God's Longing for Us
Almighty and everlasting God, you are always more ready to hear than we to pray, and to give more than we either desire or deserve: Pour upon us the abundance of your mercy, forgiving us those things of which our conscience is afraid, and giving us those good things for which we are not worthy to ask, except through the merits and mediation of Jesus Christ our Savior; who lives and reigns with you and the Holy Spirit, one God, for ever and ever. Amen. - Collect for Proper 22
The weekly collects in the Book of Common Prayer are a treasure of theological depth. They are timeless, and frankly, one could develop a rich prayer life by simply praying these daily. It is a good spiritual practice to ask ourselves what we hear when we pray these words. My first reaction to the one above was to imagine that it was about our limits. We don’t pray enough, we want more than we should, and we deeply need God’s mercy. This is a true and faithful way to pray these words.

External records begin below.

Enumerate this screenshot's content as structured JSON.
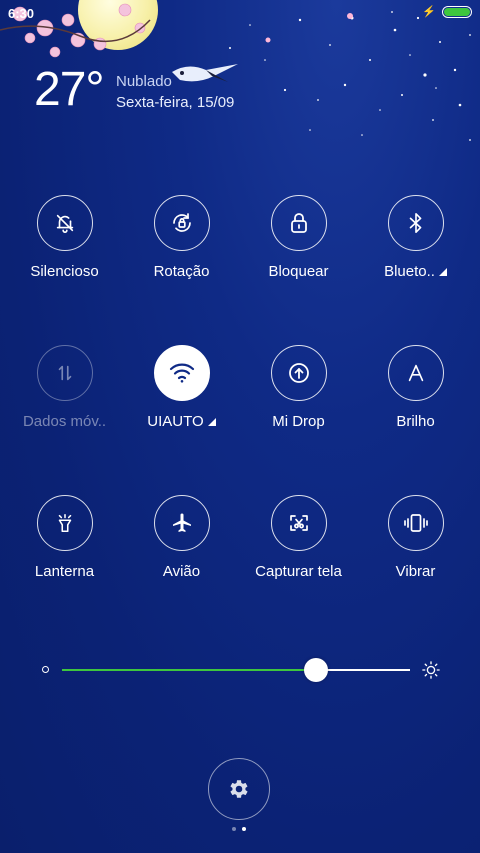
{
  "status_bar": {
    "time": "6:30",
    "battery_level": 1.0,
    "battery_color": "#3ec63e"
  },
  "weather": {
    "temperature": "27°",
    "condition": "Nublado",
    "date": "Sexta-feira, 15/09"
  },
  "tiles": [
    {
      "label": "Silencioso",
      "icon": "bell-off-icon",
      "state": "off"
    },
    {
      "label": "Rotação",
      "icon": "rotation-lock-icon",
      "state": "off"
    },
    {
      "label": "Bloquear",
      "icon": "lock-icon",
      "state": "off"
    },
    {
      "label": "Blueto..",
      "icon": "bluetooth-icon",
      "state": "off",
      "has_menu": true
    },
    {
      "label": "Dados móv..",
      "icon": "mobile-data-icon",
      "state": "disabled"
    },
    {
      "label": "UIAUTO",
      "icon": "wifi-icon",
      "state": "on",
      "has_menu": true
    },
    {
      "label": "Mi Drop",
      "icon": "mi-drop-icon",
      "state": "off"
    },
    {
      "label": "Brilho",
      "icon": "auto-brightness-icon",
      "state": "off"
    },
    {
      "label": "Lanterna",
      "icon": "flashlight-icon",
      "state": "off"
    },
    {
      "label": "Avião",
      "icon": "airplane-icon",
      "state": "off"
    },
    {
      "label": "Capturar tela",
      "icon": "screenshot-icon",
      "state": "off"
    },
    {
      "label": "Vibrar",
      "icon": "vibrate-icon",
      "state": "off"
    }
  ],
  "brightness": {
    "level": 0.73,
    "fill_color": "#3ec63e"
  },
  "pager": {
    "pages": 2,
    "current": 2
  },
  "colors": {
    "background": "#0f2a86",
    "accent": "#3ec63e"
  }
}
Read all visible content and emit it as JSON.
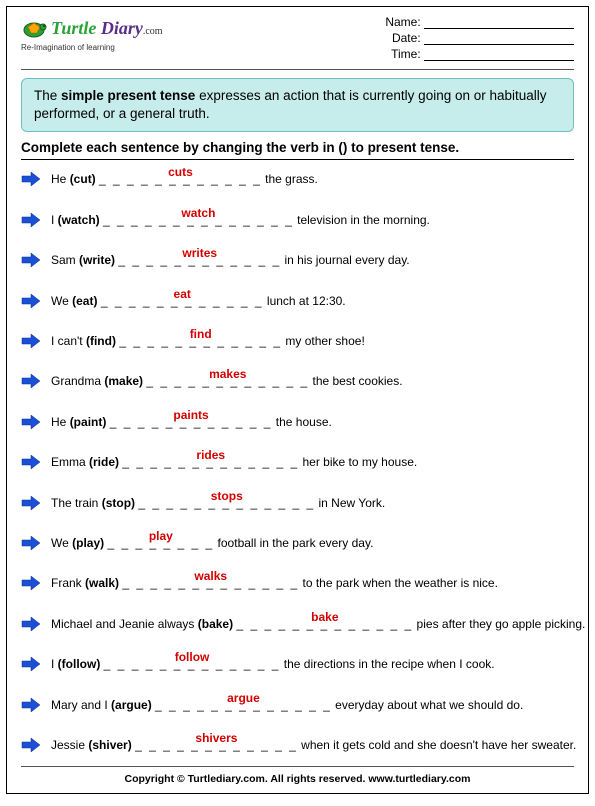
{
  "header": {
    "logo_word1": "Turtle",
    "logo_word2": "Diary",
    "logo_dotcom": ".com",
    "tagline": "Re-Imagination of learning",
    "name_label": "Name:",
    "date_label": "Date:",
    "time_label": "Time:"
  },
  "info_html": "The <b>simple present tense</b> expresses an action that is currently going on or habitually performed, or a general truth.",
  "instruction": "Complete each sentence by changing the verb in () to present tense.",
  "items": [
    {
      "pre": "He ",
      "verb": "(cut)",
      "blank": "_ _ _ _ _ _ _ _ _ _ _ _",
      "answer": "cuts",
      "post": " the grass."
    },
    {
      "pre": "I ",
      "verb": "(watch)",
      "blank": "_ _ _ _ _ _ _ _ _ _ _ _ _ _",
      "answer": "watch",
      "post": " television in the morning."
    },
    {
      "pre": "Sam ",
      "verb": "(write)",
      "blank": "_ _ _ _ _ _ _ _ _ _ _ _",
      "answer": "writes",
      "post": " in his journal every day."
    },
    {
      "pre": "We ",
      "verb": "(eat)",
      "blank": "_ _ _ _ _ _ _ _ _ _ _ _",
      "answer": "eat",
      "post": "  lunch at 12:30."
    },
    {
      "pre": "I can't ",
      "verb": "(find)",
      "blank": "_ _ _ _ _ _ _ _ _ _ _ _",
      "answer": "find",
      "post": " my other shoe!"
    },
    {
      "pre": "Grandma ",
      "verb": "(make)",
      "blank": "_ _ _ _ _ _ _ _ _ _ _ _",
      "answer": "makes",
      "post": " the best cookies."
    },
    {
      "pre": "He ",
      "verb": "(paint)",
      "blank": "_ _ _ _ _ _ _ _ _ _ _ _",
      "answer": "paints",
      "post": " the house."
    },
    {
      "pre": "Emma ",
      "verb": "(ride)",
      "blank": "_ _ _ _ _ _ _ _ _ _ _ _ _",
      "answer": "rides",
      "post": " her bike to my house."
    },
    {
      "pre": "The train ",
      "verb": "(stop)",
      "blank": "_ _ _ _ _ _ _ _ _ _ _ _ _",
      "answer": "stops",
      "post": " in New York."
    },
    {
      "pre": "We ",
      "verb": "(play)",
      "blank": "_ _ _ _ _ _ _ _",
      "answer": "play",
      "post": " football in the park every day."
    },
    {
      "pre": "Frank ",
      "verb": "(walk)",
      "blank": "_ _ _ _ _ _ _ _ _ _ _ _ _",
      "answer": "walks",
      "post": " to the park when the weather is nice."
    },
    {
      "pre": "Michael and Jeanie always ",
      "verb": "(bake)",
      "blank": "_ _ _ _ _ _ _ _ _ _ _ _ _",
      "answer": "bake",
      "post": " pies after they go apple picking."
    },
    {
      "pre": "I ",
      "verb": "(follow)",
      "blank": "_ _ _ _ _ _ _ _ _ _ _ _ _",
      "answer": "follow",
      "post": " the directions in the recipe when I cook."
    },
    {
      "pre": "Mary and I ",
      "verb": "(argue)",
      "blank": "_ _ _ _ _ _ _ _ _ _ _ _ _",
      "answer": "argue",
      "post": " everyday about what we should do."
    },
    {
      "pre": "Jessie ",
      "verb": "(shiver)",
      "blank": "_ _ _ _ _ _ _ _ _ _ _ _",
      "answer": "shivers",
      "post": " when it gets cold and she doesn't have her sweater."
    }
  ],
  "footer": "Copyright © Turtlediary.com. All rights reserved. www.turtlediary.com"
}
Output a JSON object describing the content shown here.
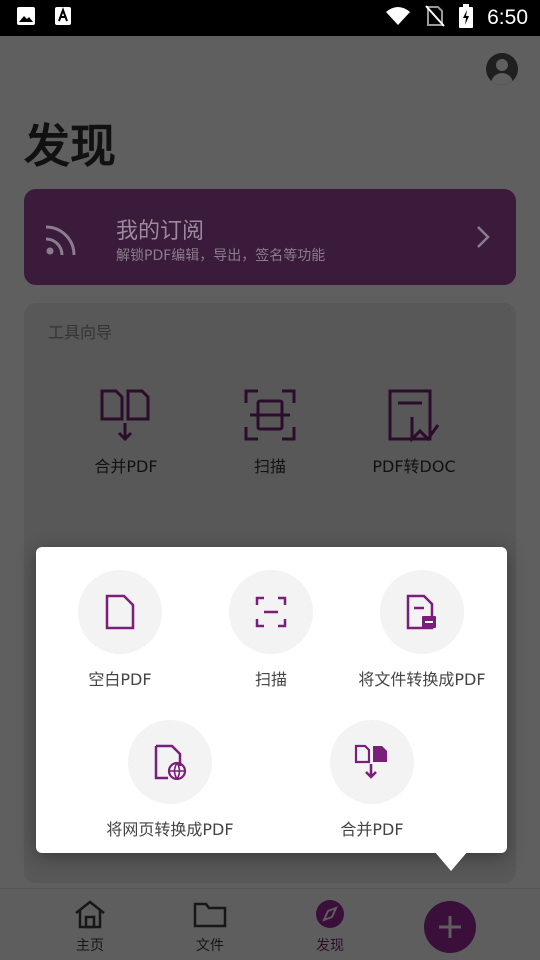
{
  "status_bar": {
    "time": "6:50",
    "icons": [
      "image-icon",
      "font-icon",
      "wifi-icon",
      "no-sim-icon",
      "battery-charging-icon"
    ]
  },
  "page": {
    "title": "发现",
    "subscription": {
      "title": "我的订阅",
      "description": "解锁PDF编辑，导出，签名等功能"
    },
    "tools": {
      "heading": "工具向导",
      "items": [
        {
          "label": "合并PDF",
          "icon": "merge-pdf-icon"
        },
        {
          "label": "扫描",
          "icon": "scan-icon"
        },
        {
          "label": "PDF转DOC",
          "icon": "pdf-to-doc-icon"
        }
      ]
    }
  },
  "popup": {
    "items": [
      {
        "label": "空白PDF",
        "icon": "blank-pdf-icon"
      },
      {
        "label": "扫描",
        "icon": "scan-icon"
      },
      {
        "label": "将文件转换成PDF",
        "icon": "file-to-pdf-icon"
      },
      {
        "label": "将网页转换成PDF",
        "icon": "webpage-to-pdf-icon"
      },
      {
        "label": "合并PDF",
        "icon": "merge-pdf-icon"
      }
    ]
  },
  "bottom_nav": {
    "items": [
      {
        "label": "主页",
        "icon": "home-icon"
      },
      {
        "label": "文件",
        "icon": "folder-icon"
      },
      {
        "label": "发现",
        "icon": "compass-icon",
        "active": true
      }
    ],
    "fab_icon": "plus-icon"
  },
  "colors": {
    "accent": "#7b1e7a",
    "accent_dim": "#3a0f3a",
    "scrim": "#5e5e5e"
  }
}
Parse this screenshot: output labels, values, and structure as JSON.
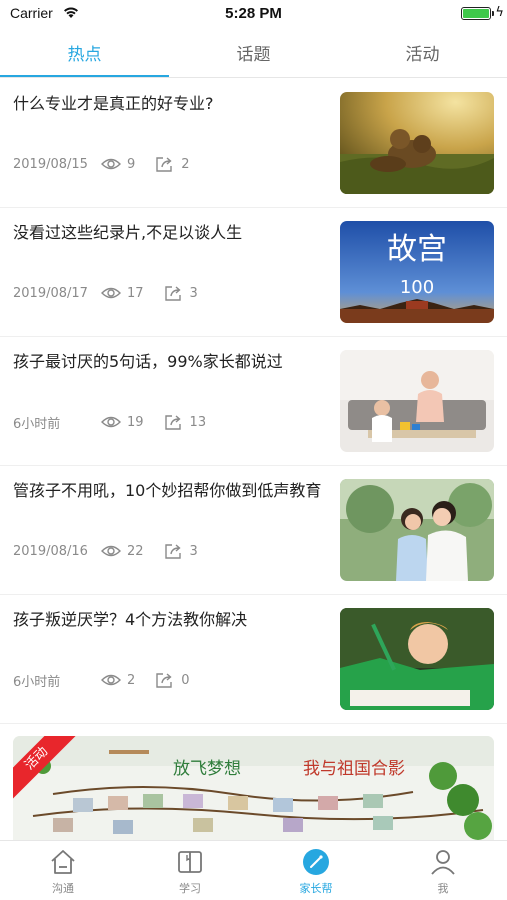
{
  "status_bar": {
    "carrier": "Carrier",
    "time": "5:28 PM",
    "battery_percent": 100,
    "battery_color": "#3ec84a"
  },
  "top_tabs": [
    {
      "label": "热点",
      "active": true
    },
    {
      "label": "话题",
      "active": false
    },
    {
      "label": "活动",
      "active": false
    }
  ],
  "accent_color": "#27a7e0",
  "articles": [
    {
      "title": "什么专业才是真正的好专业?",
      "date": "2019/08/15",
      "views": "9",
      "shares": "2",
      "image": "lions-at-sunset"
    },
    {
      "title": "没看过这些纪录片,不足以谈人生",
      "date": "2019/08/17",
      "views": "17",
      "shares": "3",
      "image": "forbidden-city-poster",
      "image_text": [
        "故宫",
        "100"
      ]
    },
    {
      "title": "孩子最讨厌的5句话，99%家长都说过",
      "date": "6小时前",
      "views": "19",
      "shares": "13",
      "image": "mother-and-child-at-table"
    },
    {
      "title": "管孩子不用吼，10个妙招帮你做到低声教育",
      "date": "2019/08/16",
      "views": "22",
      "shares": "3",
      "image": "mother-and-daughter-outdoors"
    },
    {
      "title": "孩子叛逆厌学？4个方法教你解决",
      "date": "6小时前",
      "views": "2",
      "shares": "0",
      "image": "sleepy-boy-writing"
    }
  ],
  "banner": {
    "ribbon": "活动",
    "text_left": "放飞梦想",
    "text_right": "我与祖国合影",
    "image": "photo-wall-with-vines"
  },
  "bottom_nav": [
    {
      "label": "沟通",
      "icon": "home-icon",
      "active": false
    },
    {
      "label": "学习",
      "icon": "book-icon",
      "active": false
    },
    {
      "label": "家长帮",
      "icon": "compass-icon",
      "active": true
    },
    {
      "label": "我",
      "icon": "person-icon",
      "active": false
    }
  ]
}
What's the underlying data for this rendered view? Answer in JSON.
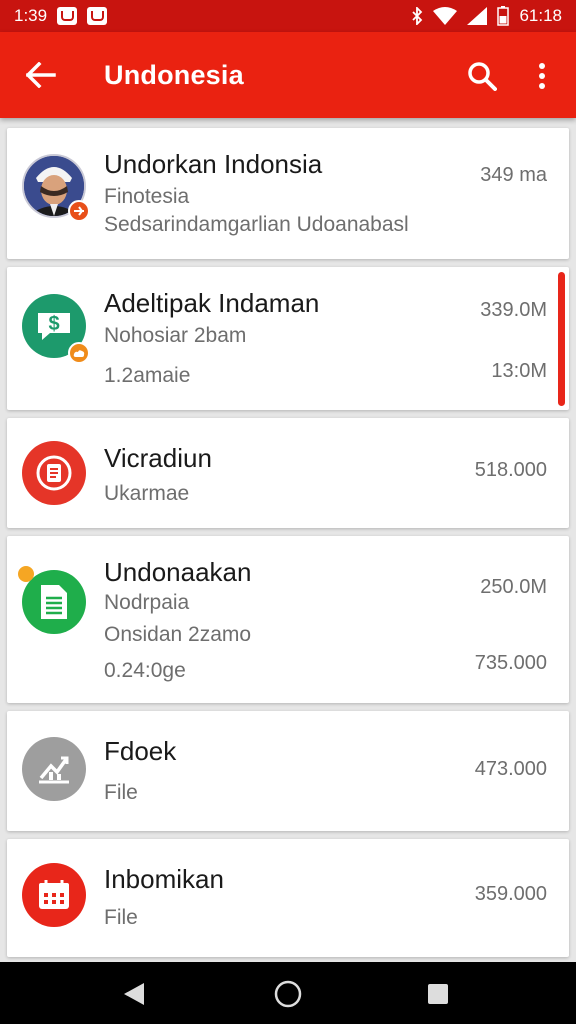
{
  "status_bar": {
    "time": "1:39",
    "clock_right": "61:18",
    "icons": [
      "notification-icon",
      "notification-icon",
      "bluetooth-icon",
      "wifi-icon",
      "signal-icon",
      "battery-icon"
    ]
  },
  "app_bar": {
    "title": "Undonesia",
    "icons": [
      "back-arrow-icon",
      "search-icon",
      "more-vert-icon"
    ]
  },
  "list": [
    {
      "title": "Undorkan Indonsia",
      "line1": "Finotesia",
      "line2": "Sedsarindamgarlian Udoanabasl",
      "meta": "349 ma",
      "icon": "person-photo-avatar",
      "badge_icon": "plane-icon",
      "badge_color": "#e8501a"
    },
    {
      "title": "Adeltipak Indaman",
      "line1": "Nohosiar 2bam",
      "line2": "1.2amaie",
      "meta": "339.0M",
      "meta2": "13:0M",
      "icon": "dollar-chat-icon",
      "icon_color": "#1d9a6c",
      "badge_icon": "cloud-icon",
      "badge_color": "#f08c1a"
    },
    {
      "title": "Vicradiun",
      "line1": "Ukarmae",
      "meta": "518.000",
      "icon": "document-list-icon",
      "icon_color": "#e53528"
    },
    {
      "title": "Undonaakan",
      "line1": "Nodrpaia",
      "line2": "Onsidan 2zamo",
      "line3": "0.24:0ge",
      "meta": "250.0M",
      "meta2": "735.000",
      "icon": "spreadsheet-icon",
      "icon_color": "#1fae4b",
      "badge_color": "#f5a623"
    },
    {
      "title": "Fdoek",
      "line1": "File",
      "meta": "473.000",
      "icon": "chart-icon",
      "icon_color": "#9e9e9e"
    },
    {
      "title": "Inbomikan",
      "line1": "File",
      "meta": "359.000",
      "icon": "calendar-icon",
      "icon_color": "#e8261a"
    }
  ],
  "nav_bar": {
    "icons": [
      "back-triangle-icon",
      "home-circle-icon",
      "recents-square-icon"
    ]
  },
  "colors": {
    "status_bar": "#c8140f",
    "app_bar": "#ea2211",
    "accent": "#e8261a"
  }
}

But, the longer I sat with this week’s prayer I started to hear it in another way. It sounded like it was more about who God is, rather than who we are in response to God. The first line of this week’s prayer speaks to God’s deep longing for us. Whether we are regular in our prayer routines or more occasional isn’t the point. We don’t have to hear this prayer as a deficiency on our part, but rather a statement about God's identity. Even if we pray without ceasing — God is still more ready to hear us. Let that sink in for a moment. God’s very nature is complete and God is always available. God made us and chose a relationship with us, without any need for us.
That kind of generosity in relationship is something we cannot fully comprehend or understand. It takes a lifetime of experiencing God’s grace to even begin to trust and rely on that kind of steadfastness. But when we get an inkling of it, it transforms everything. That is why we ask for mercy, not solely to ask for forgiveness, but also to name our own longing to be in God's grace as much as possible. We long to have all sense of separation removed so that we can bask in that light of pure love. St. Augustine famously said, “Our hearts are restless until they find their rest in thee, O God.” That longing we have for God is simply the longing to return to that which has created us from love.
We cannot control our experience of that love, but we can orient our lives to be reminded of it. We can pray. We can serve. We can love our neighbors and ourselves. We can also intentionally foster a practice of looking at our life with gratitude. We can ask ourselves, when did I experience a moment of love? Might that be God trying to get my attention so I return God’s gaze. The more we look for those moments, the more we see them, and the more we start to see the world as God sees us.